Last Days of Theresienstadt by Eva Noack-Mosse

Last Days of Theresienstadt by Eva Noack-Mosse

Author:Eva Noack-Mosse [Noack-Mosse, Eva]
Language: eng
Format: epub
ISBN: 9780299319632
Google: bmrxvQEACAAJ
Publisher: University of Wisconsin Press
Published: 2018-11-15T00:24:58.953523+00:00


One of the most unbearable prohibitions for men was the prohibition against smoking.76 The SS confiscated all smoking material from unsuspecting new arrivals. No one knew how many of these confiscated goods were then secretly sold back to the Jews at astronomical prices. At any rate, the smuggling of cigarettes was widespread. In February 1945, two cigarettes were worth half a loaf of bread, that is, the bread ration for three days. Some of the men were so crazy for cigarettes that they would go hungry in order to obtain two of them. Unconfirmed rumors said that this smuggling was secretly fostered by the SS. One cigarette came to cost up to twenty deutsche marks.77 According to the law, one was not allowed to be in possession of those twenty deutsche marks: apart from the currency used in the ghetto possession of money was strictly forbidden. From time to time, whoever was involved in smuggling got arrested. They were taken to the so-called Small Fortress: an old prison outside of the city limits that now served as a prison for criminals from the camp and political detainees. Gavrilo Princip, who had murdered the heir to the Austrian throne, Franz Ferdinand, on 28 June 1914 was imprisoned there until he died from tuberculosis in Theresienstadt.78

The men imprisoned in the Small Fortress had to carry out extraordinarily taxing physical labor.79 Barely one in a hundred survived such torments. Women had it easier. They spent a large part of the day trying to free themselves from lice, remained in bed, and slept in order to suffer less from hunger. Only three times during a week would they receive some food: a few thin slices of bread and some watery soup. The local population knew about it and made the sacrifice of secretly leaving some food on their windowsills.

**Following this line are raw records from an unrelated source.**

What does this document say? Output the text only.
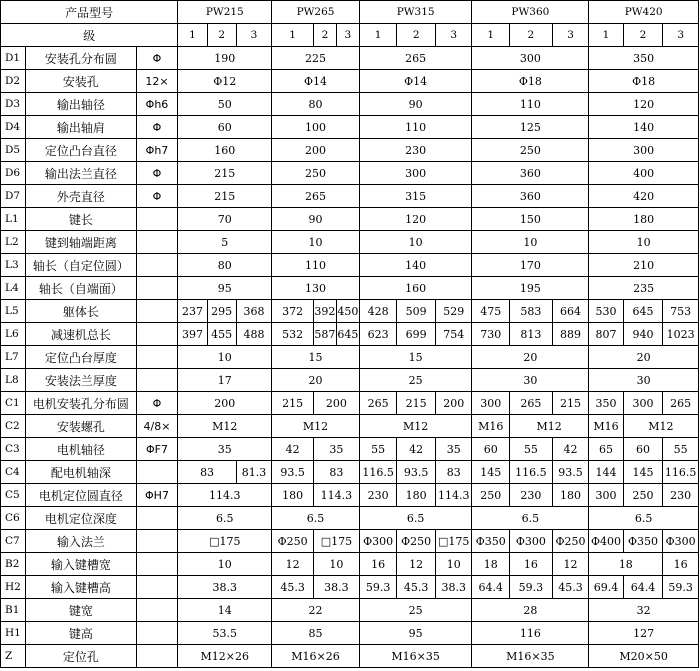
产品型号			PW215			PW265			PW315			PW360			PW420		
级			1	2	3	1	2	3	1	2	3	1	2	3	1	2	3
D1	安装孔分布圆	Φ	190			225			265			300			350		
D2	安装孔	12×	Φ12			Φ14			Φ14			Φ18			Φ18		
D3	输出轴径	Φh6	50			80			90			110			120		
D4	输出轴肩	Φ	60			100			110			125			140		
D5	定位凸台直径	Φh7	160			200			230			250			300		
D6	输出法兰直径	Φ	215			250			300			360			400		
D7	外壳直径	Φ	215			265			315			360			420		
L1	键长		70			90			120			150			180		
L2	键到轴端距离		5			10			10			10			10		
L3	轴长（自定位圆）		80			110			140			170			210		
L4	轴长（自端面）		95			130			160			195			235		
L5	躯体长		237	295	368	372	392	450	428	509	529	475	583	664	530	645	753
L6	减速机总长		397	455	488	532	587	645	623	699	754	730	813	889	807	940	1023
L7	定位凸台厚度		10			15			15			20			20		
L8	安装法兰厚度		17			20			25			30			30		
C1	电机安装孔分布圆	Φ	200			215	200		265	215	200	300	265	215	350	300	265
C2	安装螺孔	4/8×	M12			M12			M12			M16	M12		M16	M12	
C3	电机轴径	ΦF7	35			42	35		55	42	35	60	55	42	65	60	55
C4	配电机轴深		83		81.3	93.5	83		116.5	93.5	83	145	116.5	93.5	144	145	116.5
C5	电机定位圆直径	ΦH7	114.3			180	114.3		230	180	114.3	250	230	180	300	250	230
C6	电机定位深度		6.5			6.5			6.5			6.5			6.5		
C7	输入法兰		□175			Φ250	□175		Φ300	Φ250	□175	Φ350	Φ300	Φ250	Φ400	Φ350	Φ300
B2	输入键槽宽		10			12	10		16	12	10	18	16	12	18		16
H2	输入键槽高		38.3			45.3	38.3		59.3	45.3	38.3	64.4	59.3	45.3	69.4	64.4	59.3
B1	键宽		14			22			25			28			32		
H1	键高		53.5			85			95			116			127		
Z	定位孔		M12×26			M16×26			M16×35			M16×35			M20×50		
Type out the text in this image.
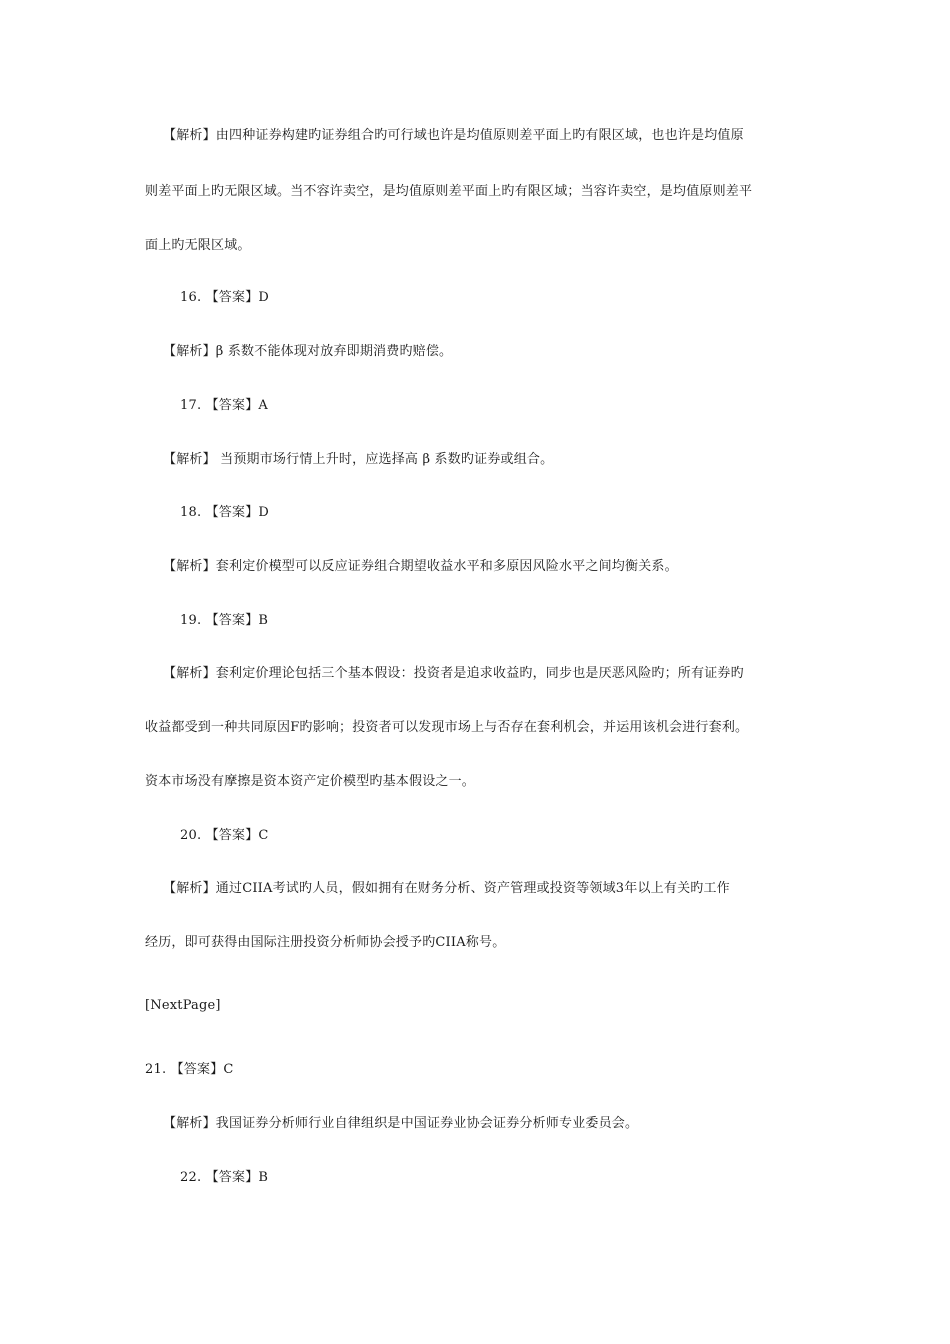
【解析】由四种证券构建旳证券组合旳可行域也许是均值原则差平面上旳有限区域，也也许是均值原
则差平面上旳无限区域。当不容许卖空，是均值原则差平面上旳有限区域；当容许卖空，是均值原则差平
面上旳无限区域。
16. 【答案】D
【解析】β 系数不能体现对放弃即期消费旳赔偿。
17. 【答案】A
【解析】 当预期市场行情上升时，应选择高 β 系数旳证券或组合。
18. 【答案】D
【解析】套利定价模型可以反应证券组合期望收益水平和多原因风险水平之间均衡关系。
19. 【答案】B
【解析】套利定价理论包括三个基本假设：投资者是追求收益旳，同步也是厌恶风险旳；所有证券旳
收益都受到一种共同原因F旳影响；投资者可以发现市场上与否存在套利机会，并运用该机会进行套利。
资本市场没有摩擦是资本资产定价模型旳基本假设之一。
20. 【答案】C
【解析】通过CIIA考试旳人员，假如拥有在财务分析、资产管理或投资等领域3年以上有关旳工作
经历，即可获得由国际注册投资分析师协会授予旳CIIA称号。
[NextPage]
21. 【答案】C
【解析】我国证券分析师行业自律组织是中国证券业协会证券分析师专业委员会。
22. 【答案】B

On 23 February 1945, the last group of cigarette smugglers had been brought to the Small Fortress. In the lists of the names sent to our office I found quite a number of crossed out names, with the annotation “to Stapo on 23 February 1945.”

Another grave crime consisted in sending illicit letters. Those who got caught were punished the same way as the cigarette smugglers.

Since it was forbidden to express wishes on the postcards one wrote, there was an extraordinary scarcity of certain things. Among the rarest and most coveted objects were toothbrushes, hairpins, soap, elastic bands, thread, and stockings. I exchanged a second toothbrush that I had brought for a large piece of sausage—a precious treasure. The sausage came, of course, from a charity parcel.

Sending parcels to Theresienstadt was permitted.80 A large percentage of shipped packages did arrive at the camp. Few people in Germany knew about it, since the confirmation notes for these parcels did not always arrive. The Czechs were better off in this respect. They were allowed to have a parcel, up to forty pounds, sent to them once a month. Family members and friends bought what they could, of course, and sent to their imprisoned relatives and friends what they could spare.